Узнав о блуде жены, Мосяга выследил их у квасовара Гостены: на этот раз Зихно посчастливилось уйти от расплаты. Подговоренные златокузнецом мужики ввалились в избу со двора, а богомаз ушел огородами.
Крепко осерчал Зихно на Мосягу — оставил о нем память и в Новгороде на стенах святой Софии, и в Печерской лавре: козлоногий черт с седенькой бородкой, кадык торчит, словно камень в горле застрял, глаза выпученные, зверины.
Но больше всего любви и мастерства вложил Зихно в лик святой Марии. Писал ее — и грезилось наяву: могучий Волхов несет свои воды в Ильмень-озеро, белые бусинки звезд купаются в глубине. И лодка словно парит между звездами и водой.
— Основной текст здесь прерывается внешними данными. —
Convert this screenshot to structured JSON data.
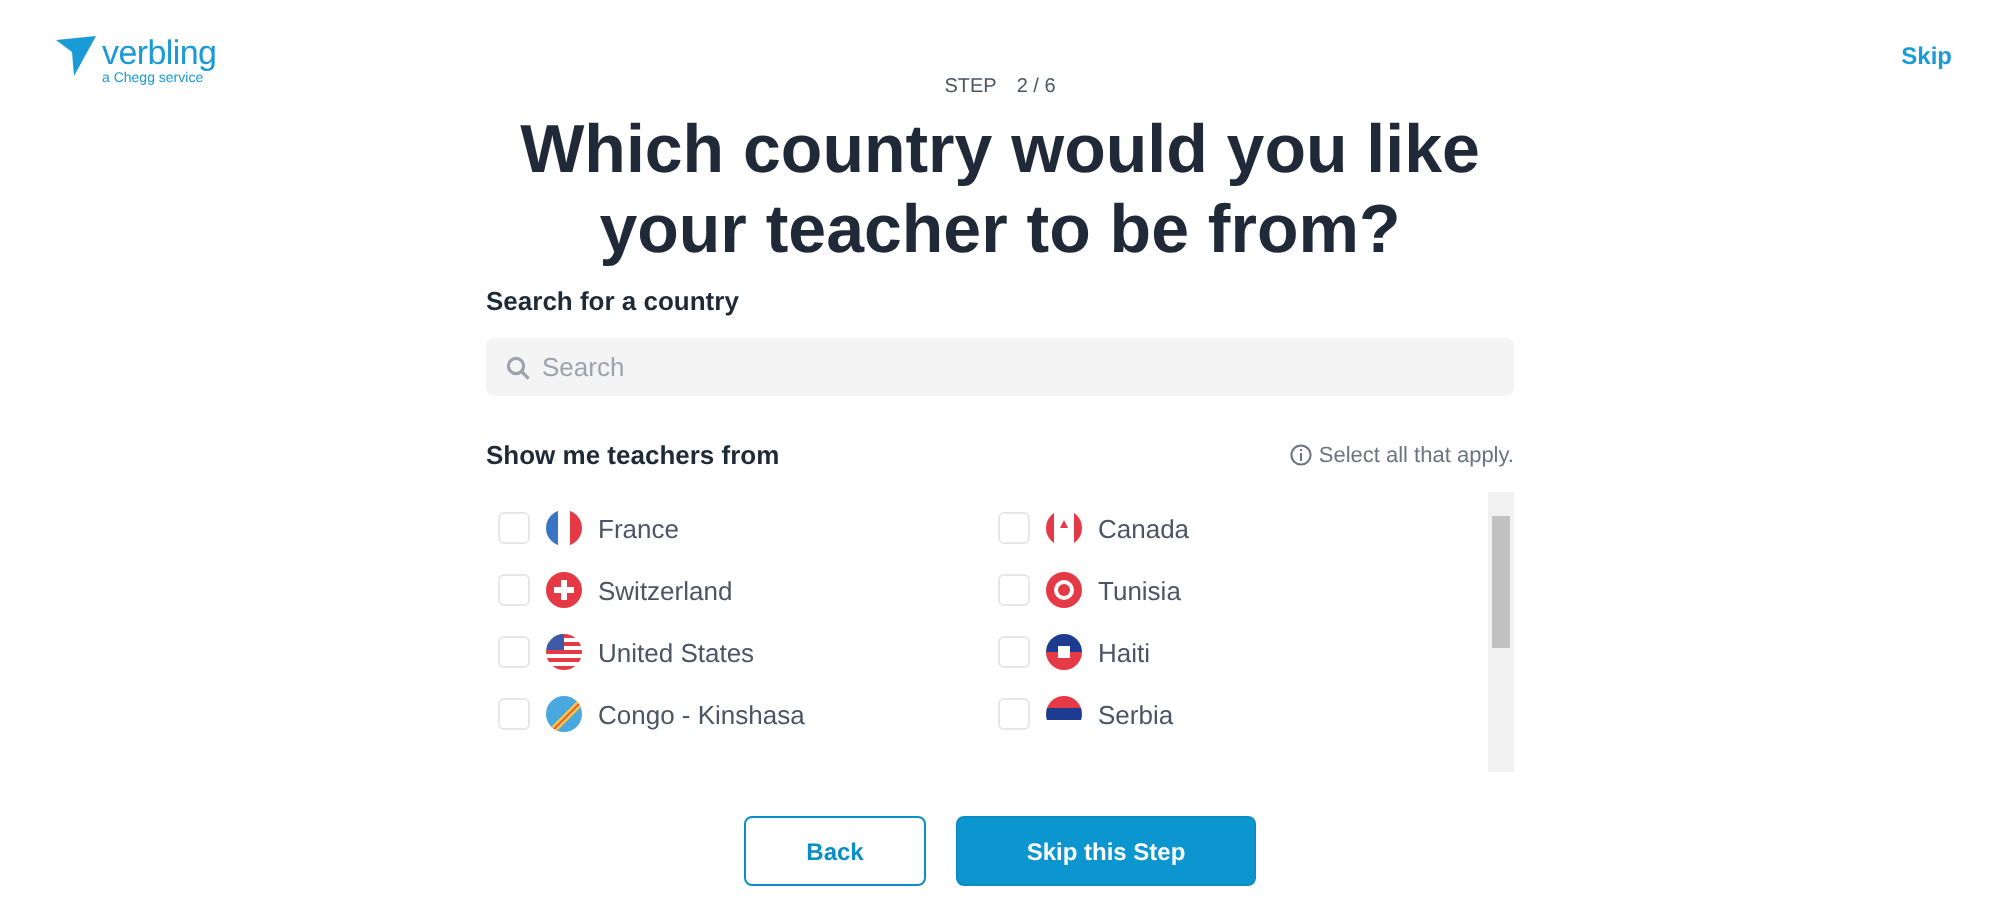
{
  "logo": {
    "name": "verbling",
    "tagline": "a Chegg service"
  },
  "header": {
    "skip": "Skip"
  },
  "step": {
    "label": "STEP",
    "value": "2 / 6"
  },
  "title": "Which country would you like your teacher to be from?",
  "search": {
    "label": "Search for a country",
    "placeholder": "Search"
  },
  "countries": {
    "label": "Show me teachers from",
    "hint": "Select all that apply.",
    "items": [
      {
        "name": "France",
        "checked": false
      },
      {
        "name": "Canada",
        "checked": false
      },
      {
        "name": "Switzerland",
        "checked": false
      },
      {
        "name": "Tunisia",
        "checked": false
      },
      {
        "name": "United States",
        "checked": false
      },
      {
        "name": "Haiti",
        "checked": false
      },
      {
        "name": "Congo - Kinshasa",
        "checked": false
      },
      {
        "name": "Serbia",
        "checked": false
      }
    ]
  },
  "buttons": {
    "back": "Back",
    "skip_step": "Skip this Step"
  }
}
Только слышится плеск весел да темнеется застывшая на носу тоненькая фигурка в белом сарафане, в надвинутом на лицо белом платке. Хоть и не видит Зихно глаз молодой посадницы, а помнит, как смотрела она на него в церкви, когда он, пристроившись на лесах, подновлял роспись стены дьяконника. Искала она отца, а нашла суженого.
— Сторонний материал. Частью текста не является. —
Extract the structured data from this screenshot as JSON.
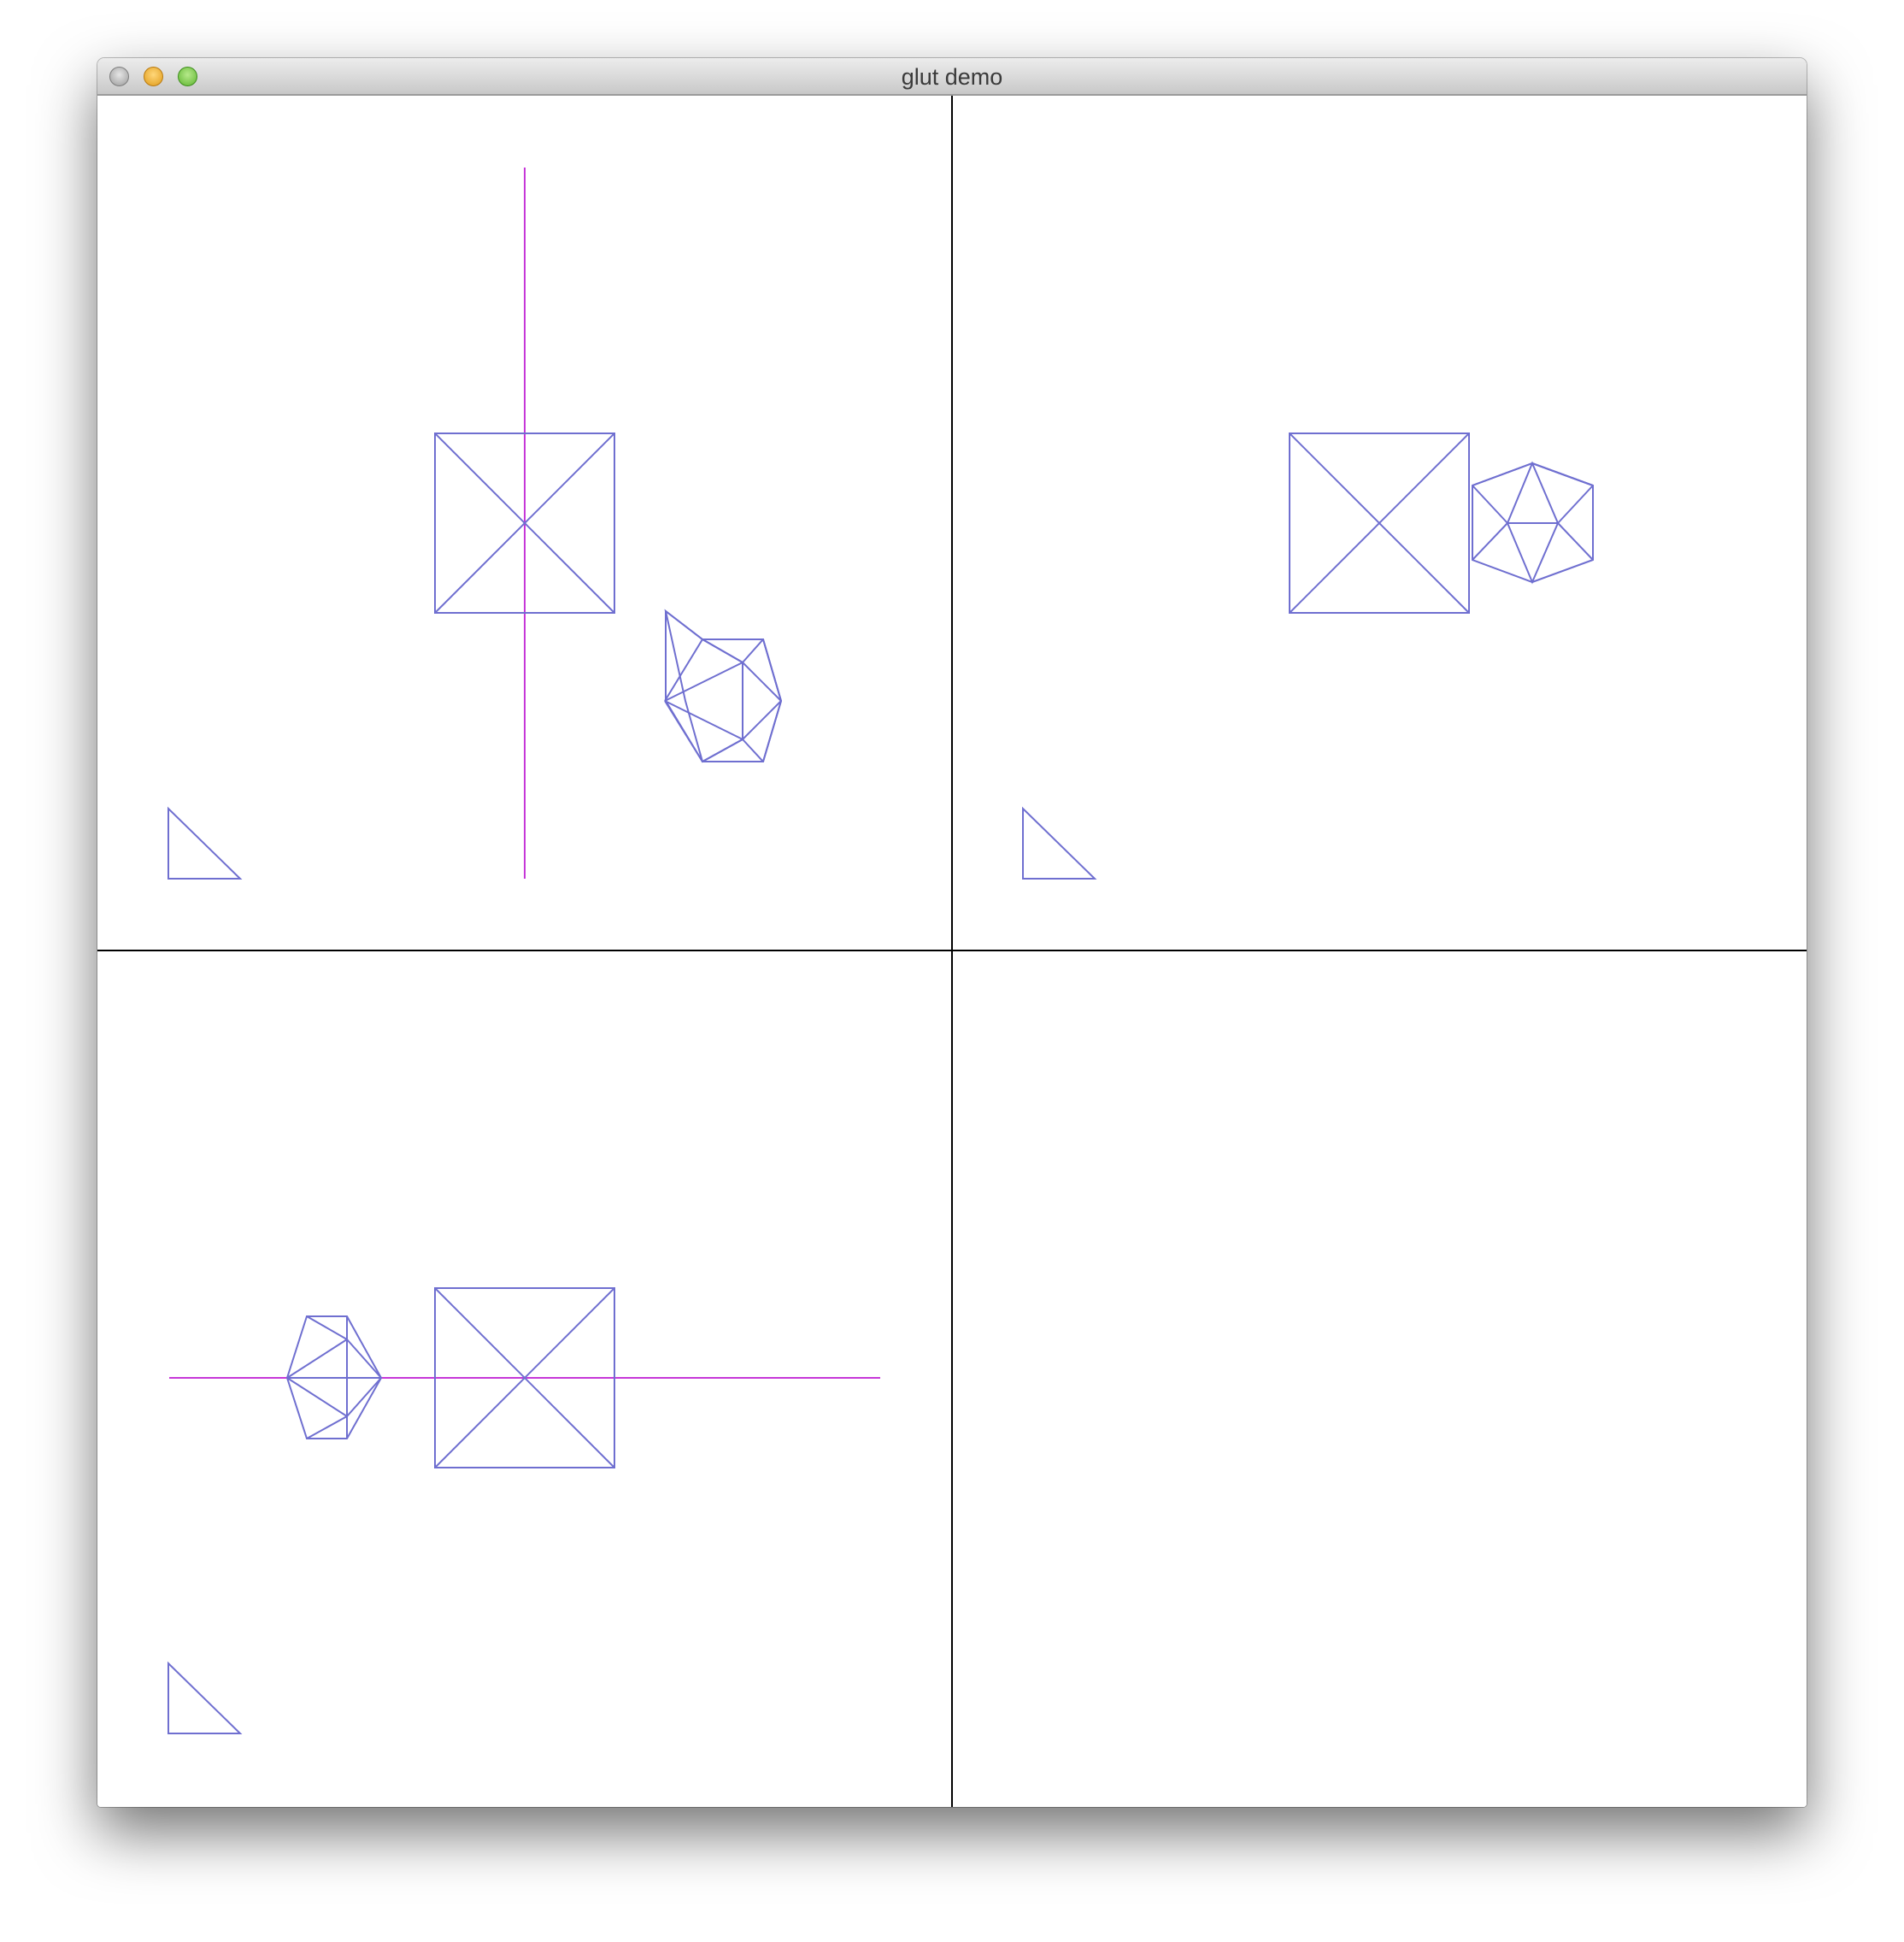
{
  "window": {
    "title": "glut demo"
  },
  "colors": {
    "wireframe": "#6f6fd0",
    "axis": "#c637d8",
    "divider": "#000000"
  },
  "viewports": [
    {
      "name": "front-view",
      "objects": [
        "cube",
        "icosahedron",
        "triangle",
        "vertical-axis"
      ]
    },
    {
      "name": "top-view",
      "objects": [
        "cube",
        "icosahedron",
        "triangle"
      ]
    },
    {
      "name": "side-view",
      "objects": [
        "cube",
        "icosahedron",
        "triangle",
        "horizontal-axis"
      ]
    },
    {
      "name": "empty-view",
      "objects": []
    }
  ]
}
В тот же вечер обнимал ее Зихно у святых врат. А другою ночью увез, к себе в избу за Волхов, там и зоревали они, шалея от счастья.
У самого сруба под волоковым оконцем плескалась река, ветер задувал в избу щемящий запах свежескошенной травы, под полом попискивали мыши, скреблись в подгнившие доски, в углах шуршали тараканы. А они лежали в теплой овчине, задыхаясь от поцелуев, и ничего не слышали и не видели вокруг себя.
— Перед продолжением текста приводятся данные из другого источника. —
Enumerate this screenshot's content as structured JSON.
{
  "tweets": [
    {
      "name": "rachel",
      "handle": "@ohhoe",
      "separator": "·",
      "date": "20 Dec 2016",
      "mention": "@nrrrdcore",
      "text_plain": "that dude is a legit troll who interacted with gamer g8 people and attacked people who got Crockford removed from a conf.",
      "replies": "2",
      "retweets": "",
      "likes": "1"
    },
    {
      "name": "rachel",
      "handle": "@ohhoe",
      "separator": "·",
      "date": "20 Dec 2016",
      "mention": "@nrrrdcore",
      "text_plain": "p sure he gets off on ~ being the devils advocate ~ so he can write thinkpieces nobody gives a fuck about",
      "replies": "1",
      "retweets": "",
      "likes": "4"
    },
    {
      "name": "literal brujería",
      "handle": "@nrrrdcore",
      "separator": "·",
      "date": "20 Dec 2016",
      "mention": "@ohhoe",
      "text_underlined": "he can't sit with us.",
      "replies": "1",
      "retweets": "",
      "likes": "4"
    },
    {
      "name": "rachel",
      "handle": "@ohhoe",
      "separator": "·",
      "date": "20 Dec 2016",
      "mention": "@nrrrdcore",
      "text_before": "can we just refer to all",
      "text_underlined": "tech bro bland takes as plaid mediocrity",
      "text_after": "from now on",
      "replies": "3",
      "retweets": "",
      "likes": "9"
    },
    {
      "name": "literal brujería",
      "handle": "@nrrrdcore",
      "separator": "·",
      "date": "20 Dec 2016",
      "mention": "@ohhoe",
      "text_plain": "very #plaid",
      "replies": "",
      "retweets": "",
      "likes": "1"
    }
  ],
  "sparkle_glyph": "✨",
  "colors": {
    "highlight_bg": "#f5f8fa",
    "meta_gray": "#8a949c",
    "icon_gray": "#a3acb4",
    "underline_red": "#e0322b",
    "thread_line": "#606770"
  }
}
Наутро, расчесывая волосы, Валена, потухшая, сидела на лавке и потерянным взглядом рассматривала
разбросанные по неметеному полу кисти, измазанные краской стены и голосом, охрипшим за ночь, удивленно выговаривала:
— А нехристь ты, Зихно. Знамо, нехристь.
Почесывая голые ноги, Зихно дивился:
— С чего это ты, Валена? Вот крест нательный, кипарисовый, самим владыкой за труды даренный... Хошь, перекрещусь?
— Нехристь, как есть нехристь,— твердила свое Валена.— И образов нет у тебя в красном углу, и лампадка не теплится. Ровно волхв, живешь.
— А это что? — начиная сердиться, спросил Зихно. Он указал на доски, расписанные им накануне и расставленные по лавкам для просушки.
— Бесовское твое ремесло,— с досадой плюнула посадница.— Нешто такими-то были святые?
— А ты их зрила?— спросил Зихно.— Может, ты святая и есть...
— Грешница я,— оборвала его Валена.
— Не грешница, а лада, — попытался обнять ее богомаз. Она отстранилась от него и стала поспешно одеваться.
— Ты что?!— испугался и удивился Зихно.
Опалила его Валена незрячим взглядом и вышла из избы. Оттолкнула лодочку от берега, взмахнула веслом — и исчезла в клочкастом тумане.
Извелся Зихно от тоски. Валилась работа у него из рук, ходил он вокруг избы посадника, все надеялся: увидит его Валена. Уж после узнал, что уехал посадник к чуди и жену взял с собой.
Совсем лишился Зихно покоя, думал с другими бабами утешиться, да где там!.. Все не шла у него из головы молодая посадница.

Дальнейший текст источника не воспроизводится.